Visibility nowcasting in South Korea: a machine learning approach to class imbalance and distribution shift
For operational nowcasting in transportation and air quality, this work highlights the need to account for distribution shifts, but the approach is incremental and the performance degradation is a negative result.
This study develops a machine learning framework for visibility nowcasting in six South Korean cities, addressing class imbalance with SMOTENC and CTGAN and using an ensemble of models. Results showed a marked decline in test performance due to temporal distribution shift, confirmed by Wasserstein distance on the most influential SHAP feature.
Atmospheric visibility is a critical variable for transportation safety and air quality management, however, accurate prediction remains challenging due to the complex interactions between meteorological conditions and air pollutants, as well as the rarity of low-visibility events. This study introduces a machine learning framework to nowcast visibility in six major South Korean cities. To handle the imbalance in the 2018-2020 training data, we applied the Synthetic Minority Over-sampling Technique with Nominal and Continuous (SMOTENC) and Conditional Tabular Generative Adversarial Network (CTGAN).

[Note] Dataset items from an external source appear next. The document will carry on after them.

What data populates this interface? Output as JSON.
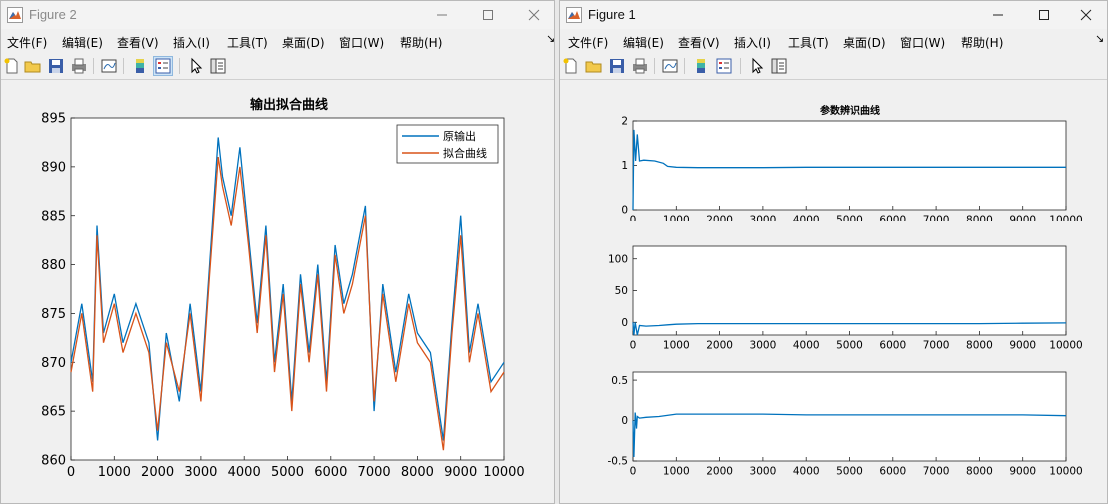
{
  "figure2": {
    "title": "Figure 2",
    "menu": [
      "文件(F)",
      "编辑(E)",
      "查看(V)",
      "插入(I)",
      "工具(T)",
      "桌面(D)",
      "窗口(W)",
      "帮助(H)"
    ],
    "toolbar_icons": [
      "new-file-icon",
      "open-folder-icon",
      "save-icon",
      "print-icon",
      "link-plot-icon",
      "colorbar-icon",
      "legend-icon",
      "pointer-icon",
      "property-editor-icon"
    ]
  },
  "figure1": {
    "title": "Figure 1",
    "menu": [
      "文件(F)",
      "编辑(E)",
      "查看(V)",
      "插入(I)",
      "工具(T)",
      "桌面(D)",
      "窗口(W)",
      "帮助(H)"
    ],
    "toolbar_icons": [
      "new-file-icon",
      "open-folder-icon",
      "save-icon",
      "print-icon",
      "link-plot-icon",
      "colorbar-icon",
      "legend-icon",
      "pointer-icon",
      "property-editor-icon"
    ]
  },
  "colors": {
    "series_blue": "#0072bd",
    "series_orange": "#d95319",
    "axes_bg": "#ffffff",
    "figure_bg": "#f0f0f0"
  },
  "chart_data": [
    {
      "type": "line",
      "title": "输出拟合曲线",
      "xlabel": "",
      "ylabel": "",
      "xlim": [
        0,
        10000
      ],
      "ylim": [
        860,
        895
      ],
      "xticks": [
        0,
        1000,
        2000,
        3000,
        4000,
        5000,
        6000,
        7000,
        8000,
        9000,
        10000
      ],
      "yticks": [
        860,
        865,
        870,
        875,
        880,
        885,
        890,
        895
      ],
      "grid": false,
      "legend_position": "top-right",
      "x": [
        0,
        250,
        500,
        600,
        750,
        1000,
        1200,
        1500,
        1800,
        2000,
        2200,
        2500,
        2750,
        3000,
        3200,
        3400,
        3500,
        3700,
        3900,
        4100,
        4300,
        4500,
        4700,
        4900,
        5100,
        5300,
        5500,
        5700,
        5900,
        6100,
        6300,
        6500,
        6800,
        7000,
        7200,
        7500,
        7800,
        8000,
        8300,
        8600,
        8800,
        9000,
        9200,
        9400,
        9700,
        10000
      ],
      "series": [
        {
          "name": "原输出",
          "values": [
            870,
            876,
            868,
            884,
            873,
            877,
            872,
            876,
            872,
            862,
            873,
            866,
            876,
            867,
            880,
            893,
            889,
            885,
            892,
            883,
            874,
            884,
            870,
            878,
            866,
            879,
            871,
            880,
            868,
            882,
            876,
            879,
            886,
            865,
            878,
            869,
            877,
            873,
            871,
            862,
            874,
            885,
            871,
            876,
            868,
            870
          ]
        },
        {
          "name": "拟合曲线",
          "values": [
            869,
            875,
            867,
            883,
            872,
            876,
            871,
            875,
            871,
            863,
            872,
            867,
            875,
            866,
            879,
            891,
            888,
            884,
            890,
            882,
            873,
            883,
            869,
            877,
            865,
            878,
            870,
            879,
            867,
            881,
            875,
            878,
            885,
            866,
            877,
            868,
            876,
            872,
            870,
            861,
            873,
            883,
            870,
            875,
            867,
            869
          ]
        }
      ]
    },
    {
      "type": "line",
      "title": "参数辨识曲线",
      "xlim": [
        0,
        10000
      ],
      "ylim": [
        0,
        2
      ],
      "xticks": [
        0,
        1000,
        2000,
        3000,
        4000,
        5000,
        6000,
        7000,
        8000,
        9000,
        10000
      ],
      "yticks": [
        0,
        1,
        2
      ],
      "grid": false,
      "x": [
        0,
        20,
        60,
        100,
        150,
        250,
        500,
        700,
        800,
        1000,
        1500,
        2000,
        3000,
        4000,
        5000,
        6000,
        7000,
        8000,
        9000,
        10000
      ],
      "series": [
        {
          "values": [
            0,
            1.8,
            1.1,
            1.7,
            1.1,
            1.12,
            1.1,
            1.05,
            0.98,
            0.96,
            0.95,
            0.95,
            0.95,
            0.96,
            0.96,
            0.96,
            0.96,
            0.96,
            0.96,
            0.96
          ]
        }
      ]
    },
    {
      "type": "line",
      "xlim": [
        0,
        10000
      ],
      "ylim": [
        -20,
        120
      ],
      "xticks": [
        0,
        1000,
        2000,
        3000,
        4000,
        5000,
        6000,
        7000,
        8000,
        9000,
        10000
      ],
      "yticks": [
        0,
        50,
        100
      ],
      "grid": false,
      "x": [
        0,
        20,
        50,
        100,
        150,
        300,
        600,
        800,
        1000,
        1500,
        2000,
        3000,
        4000,
        5000,
        6000,
        7000,
        8000,
        9000,
        10000
      ],
      "series": [
        {
          "values": [
            0,
            -25,
            0,
            -20,
            -5,
            -6,
            -5,
            -4,
            -3,
            -2,
            -2,
            -2,
            -2,
            -2,
            -2,
            -2,
            -2,
            -1.5,
            -1
          ]
        }
      ]
    },
    {
      "type": "line",
      "xlim": [
        0,
        10000
      ],
      "ylim": [
        -0.5,
        0.6
      ],
      "xticks": [
        0,
        1000,
        2000,
        3000,
        4000,
        5000,
        6000,
        7000,
        8000,
        9000,
        10000
      ],
      "yticks": [
        -0.5,
        0,
        0.5
      ],
      "grid": false,
      "x": [
        0,
        20,
        50,
        80,
        100,
        150,
        300,
        600,
        1000,
        1500,
        2000,
        3000,
        4000,
        5000,
        6000,
        7000,
        8000,
        9000,
        10000
      ],
      "series": [
        {
          "values": [
            0,
            -0.45,
            0.1,
            -0.1,
            0.05,
            0.03,
            0.04,
            0.05,
            0.08,
            0.08,
            0.08,
            0.08,
            0.07,
            0.07,
            0.07,
            0.07,
            0.07,
            0.07,
            0.06
          ]
        }
      ]
    }
  ]
}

An ensemble approach combining machine learning and deep learning models was then used and evaluated on a 2021 test dataset. The results revealed a marked decline in predictive performance in the test set compared to the cross-validation phase. This degradation was attributed to a distributional shift between training and testing periods, which was quantitatively confirmed by measuring the Wasserstein distance of the most influential feature identified by SHAP analysis. In general, this study presents a methodology that aims to simultaneously address the dual challenges of data imbalance and temporal distributional shifts, and emphasizes the necessity of accounting for evolving external environmental factors when implementing nowcasting models on time-series data.